Starke Verluste am Aktienmarkt US-Jobmarkt schockiert Wall Street
Die Hoffnungen auf eine langsamere Drosselung der US-Geldpolitik haben sich zerschlagen. Nach einem überraschend starken US-Arbeitsmarktbericht fällt die Wall Street weit zurück. Auch der DAX gibt kräftig nach.
Die Wall Street hat zum Wochenschluss deutliche Verluste verbucht: Der Dow Jones schloss 2,1 Prozent tiefer auf 29.296,79 Punkten. Noch schwächer zeigt sich der marktbreitere S&P 500, der um 2,8 Prozent auf 3639,84 Punkte zurückfiel.
Grund für die Kursverluste war ein überraschend robuster US-Arbeitsmarktbericht. Er machte die Hoffnungen der Investoren zunichte, eine schwächelnde Konjunktur könnte die US-Notenbank dazu zwingen, die Straffung der Geldpolitik zu drosseln.

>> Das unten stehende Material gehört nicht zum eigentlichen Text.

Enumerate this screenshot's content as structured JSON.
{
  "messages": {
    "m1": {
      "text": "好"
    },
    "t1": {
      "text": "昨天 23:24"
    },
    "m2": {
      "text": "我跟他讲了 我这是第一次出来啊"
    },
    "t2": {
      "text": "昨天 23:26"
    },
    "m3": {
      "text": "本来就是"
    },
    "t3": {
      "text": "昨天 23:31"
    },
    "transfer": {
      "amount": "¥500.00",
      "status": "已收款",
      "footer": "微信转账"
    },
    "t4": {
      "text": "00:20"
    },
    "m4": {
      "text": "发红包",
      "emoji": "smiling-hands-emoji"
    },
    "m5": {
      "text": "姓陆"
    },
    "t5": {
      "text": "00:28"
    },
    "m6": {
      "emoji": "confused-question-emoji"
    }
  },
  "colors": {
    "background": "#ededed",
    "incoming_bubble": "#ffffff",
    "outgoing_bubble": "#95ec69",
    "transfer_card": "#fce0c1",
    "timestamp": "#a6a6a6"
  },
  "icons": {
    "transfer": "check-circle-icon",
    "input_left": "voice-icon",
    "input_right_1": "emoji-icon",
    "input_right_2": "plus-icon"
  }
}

In den Vereinigten Staaten lag der Anstieg der neu geschaffenen Stellen außerhalb der Landwirtschaft im September mit einem Plus von 263.000 über den Markterwartungen. Die Stundenlöhne stiegen zum Vorjahresmonat um 5,0 Prozent, nachdem sie im August um 5,2 Prozent zugelegt hatten. Die US-Arbeitslosenquote ist überraschend deutlich von 3,7 auf 3,5 Prozent gefallen.
"Mit diesem Arbeitsmarktbericht scheint klar zu sein, dass wir auf dem Weg zu einer weiteren deutlichen Zinserhöhung durch die Fed sind, wobei der Markt einen Anstieg der Zinssätze um 75 Basispunkte bei seiner nächsten Sitzung einpreist", meint Paul Craig, Portfoliomanager bei Quilter Investors.
Unterstützt wird diese Einschätzung von Äußerungen des Chefs des Zentralbankbezirks New York, John Williams: "Wir müssen die Zinssätze weiter erhöhen." Williams unterstrich, dass die Inflation mit zuletzt 8,3 Prozent "viel zu hoch" sei.
"Für die Fed und die Investoren sind die robusten Arbeitsmarktdaten mehr Fluch als Segen. Zwar untermauern sie, dass die US-Wirtschaft im dritten Quartal wieder gewachsen ist und ein Absturz der Wirtschaft auch zum Jahresende unwahrscheinlich ist", kommentiert Johannes Mayr, Chefvolkswirt bei Eyb & Wallwitz. "Gleichzeitig dämpfen sie die Hoffnungen, dass die Fed das Straffungstempo bereits vor Jahresende reduzieren könnte", so der Experte.
Der DAX hatte aufgrund des starken US-Jobmarkts zuvor bereits mit einem Abschlag von 1,6 Prozent auf 12.273 Punkten geschlossen. Damit konnte der deutsche Leitindex sein Niveau nach einem fulminanten Wochenstart, der ihn bis auf 12.667 Punkte getragen hat, nicht verteidigen.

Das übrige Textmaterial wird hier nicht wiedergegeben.